Supported Kafka client versions: 1.0 and later.
Common Use Cases
- IoT telemetry - ingesting millions of device events per second with partition-per-device-type patterns.
- Log aggregation - centralizing application and infrastructure logs from distributed systems.
- Clickstream analytics - capturing user interaction events for real-time and batch analysis.
- Financial transactions - high-throughput transaction streams with strict partition ordering.
- Kafka migration - moving from self-managed Kafka to a managed service without rewriting producers/consumers.
- Real-time dashboards - feeding live metrics and KPIs to monitoring systems.
- Event sourcing - storing domain events as an immutable append-only log.
Event Hubs vs Service Bus
These two services solve different problems. Choosing the wrong one creates friction.

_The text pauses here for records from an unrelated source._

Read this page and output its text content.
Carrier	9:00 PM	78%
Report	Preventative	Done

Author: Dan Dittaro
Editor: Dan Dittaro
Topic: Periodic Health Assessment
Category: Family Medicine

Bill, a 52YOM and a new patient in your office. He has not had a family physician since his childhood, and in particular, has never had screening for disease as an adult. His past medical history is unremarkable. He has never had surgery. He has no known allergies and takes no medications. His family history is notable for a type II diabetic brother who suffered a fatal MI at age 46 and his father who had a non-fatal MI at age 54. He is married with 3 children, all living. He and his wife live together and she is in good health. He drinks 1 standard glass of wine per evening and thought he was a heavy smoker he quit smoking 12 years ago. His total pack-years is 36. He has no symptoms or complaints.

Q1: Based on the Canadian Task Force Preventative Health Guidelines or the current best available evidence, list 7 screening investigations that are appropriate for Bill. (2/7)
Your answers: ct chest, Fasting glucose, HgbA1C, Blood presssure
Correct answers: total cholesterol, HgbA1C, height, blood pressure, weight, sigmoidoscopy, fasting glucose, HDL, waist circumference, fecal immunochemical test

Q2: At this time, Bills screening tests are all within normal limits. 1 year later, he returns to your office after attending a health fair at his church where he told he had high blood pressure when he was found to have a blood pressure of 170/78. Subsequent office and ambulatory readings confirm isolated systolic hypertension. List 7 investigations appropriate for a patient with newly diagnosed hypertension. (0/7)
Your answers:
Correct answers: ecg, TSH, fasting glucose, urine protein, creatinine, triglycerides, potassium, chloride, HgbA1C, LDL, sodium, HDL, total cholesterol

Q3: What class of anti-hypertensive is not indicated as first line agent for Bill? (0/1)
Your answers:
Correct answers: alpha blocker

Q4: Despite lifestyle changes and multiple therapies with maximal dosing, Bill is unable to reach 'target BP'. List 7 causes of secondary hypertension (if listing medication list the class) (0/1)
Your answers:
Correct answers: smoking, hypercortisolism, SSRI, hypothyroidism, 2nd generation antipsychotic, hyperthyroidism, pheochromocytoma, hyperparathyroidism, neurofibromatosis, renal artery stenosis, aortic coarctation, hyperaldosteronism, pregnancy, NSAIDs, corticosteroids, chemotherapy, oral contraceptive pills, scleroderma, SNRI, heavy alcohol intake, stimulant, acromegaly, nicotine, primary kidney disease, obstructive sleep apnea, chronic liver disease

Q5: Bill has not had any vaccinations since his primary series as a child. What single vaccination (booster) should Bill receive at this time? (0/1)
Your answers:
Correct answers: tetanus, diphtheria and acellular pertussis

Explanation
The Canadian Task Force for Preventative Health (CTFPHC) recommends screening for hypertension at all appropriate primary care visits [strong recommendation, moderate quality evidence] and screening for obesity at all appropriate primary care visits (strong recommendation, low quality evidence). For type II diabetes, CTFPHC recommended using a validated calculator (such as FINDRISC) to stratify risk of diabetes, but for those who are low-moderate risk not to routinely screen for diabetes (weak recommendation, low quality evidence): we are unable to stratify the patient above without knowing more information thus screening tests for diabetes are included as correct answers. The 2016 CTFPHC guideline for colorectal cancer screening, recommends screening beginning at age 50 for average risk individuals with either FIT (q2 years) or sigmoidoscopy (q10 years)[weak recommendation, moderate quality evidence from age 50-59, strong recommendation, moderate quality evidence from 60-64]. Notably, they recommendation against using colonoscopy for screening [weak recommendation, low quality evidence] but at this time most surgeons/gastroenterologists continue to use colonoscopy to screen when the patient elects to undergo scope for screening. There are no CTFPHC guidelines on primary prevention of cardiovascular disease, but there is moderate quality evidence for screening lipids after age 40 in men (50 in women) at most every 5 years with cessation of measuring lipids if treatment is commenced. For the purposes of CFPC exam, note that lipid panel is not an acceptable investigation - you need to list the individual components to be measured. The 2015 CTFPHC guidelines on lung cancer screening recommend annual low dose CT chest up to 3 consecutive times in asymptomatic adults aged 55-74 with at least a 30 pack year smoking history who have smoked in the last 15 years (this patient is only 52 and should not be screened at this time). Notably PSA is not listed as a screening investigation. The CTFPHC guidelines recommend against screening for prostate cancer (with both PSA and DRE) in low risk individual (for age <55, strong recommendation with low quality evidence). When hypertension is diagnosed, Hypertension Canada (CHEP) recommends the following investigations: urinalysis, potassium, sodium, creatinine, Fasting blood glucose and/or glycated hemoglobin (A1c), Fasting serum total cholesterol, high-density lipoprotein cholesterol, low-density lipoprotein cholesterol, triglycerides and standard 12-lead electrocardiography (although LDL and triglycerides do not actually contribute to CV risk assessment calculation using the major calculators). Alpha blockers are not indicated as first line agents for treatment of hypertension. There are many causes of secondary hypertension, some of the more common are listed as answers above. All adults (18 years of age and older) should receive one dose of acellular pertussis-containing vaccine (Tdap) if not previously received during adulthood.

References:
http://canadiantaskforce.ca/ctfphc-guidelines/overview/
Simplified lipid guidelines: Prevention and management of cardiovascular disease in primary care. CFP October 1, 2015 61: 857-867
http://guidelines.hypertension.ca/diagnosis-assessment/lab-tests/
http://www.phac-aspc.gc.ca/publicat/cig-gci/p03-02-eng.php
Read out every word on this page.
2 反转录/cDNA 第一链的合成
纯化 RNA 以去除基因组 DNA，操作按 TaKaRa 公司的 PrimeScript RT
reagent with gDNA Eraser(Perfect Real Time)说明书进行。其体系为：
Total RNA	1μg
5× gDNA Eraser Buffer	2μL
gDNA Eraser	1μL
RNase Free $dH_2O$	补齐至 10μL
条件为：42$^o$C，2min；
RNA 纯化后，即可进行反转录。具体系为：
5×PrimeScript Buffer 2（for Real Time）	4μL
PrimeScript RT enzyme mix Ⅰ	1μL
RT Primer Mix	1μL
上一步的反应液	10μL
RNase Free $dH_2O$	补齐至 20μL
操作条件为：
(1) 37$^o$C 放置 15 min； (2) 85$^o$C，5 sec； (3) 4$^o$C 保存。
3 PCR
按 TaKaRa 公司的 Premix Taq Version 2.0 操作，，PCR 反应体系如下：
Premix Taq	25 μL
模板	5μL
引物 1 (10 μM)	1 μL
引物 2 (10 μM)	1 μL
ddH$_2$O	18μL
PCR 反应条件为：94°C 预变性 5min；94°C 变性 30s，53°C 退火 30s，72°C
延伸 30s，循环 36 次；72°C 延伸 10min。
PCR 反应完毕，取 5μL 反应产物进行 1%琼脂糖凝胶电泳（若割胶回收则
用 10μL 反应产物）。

| Event Hubs | Service Bus | |
|---|---|---|
| Mental model | Append-only distributed log | Reliable message broker with delivery guarantees |
| Message lifecycle | Events persist for retention period; consumers read independently | Messages are consumed and removed (or dead-lettered) |
| Ordering | Per-partition ordering | Per-session or FIFO queue ordering |
| Consumer model | Multiple consumer groups each get the full stream | Competing consumers; each message processed once |
| Replay | Yes, any consumer can reread from any offset | No; once consumed, messages are gone |
| Dead-letter queue | No | Yes |
| Best for | High-throughput streaming, telemetry, analytics | Workflow commands, task queues, reliable delivery |
Rule of thumb: If the message means “here is an event that happened,” use Event Hubs. If it means “someone must do this work,” use Service Bus.
In Entra-Adjacent Systems
Event Hubs appears in identity-related architectures when systems need to process high-volume event streams:
- Streaming audit log feeds from Entra ID diagnostic settings.
- Ingesting sign-in and provisioning telemetry into analytics pipelines (often into Azure Data Explorer).
- Capturing large reconciliation result streams for multiple downstream processors.
- Forwarding operational telemetry from identity automation workers.
In these cases, Event Hubs provides the streaming backbone while other services (Functions, Data Explorer, Storage) handle the processing and storage.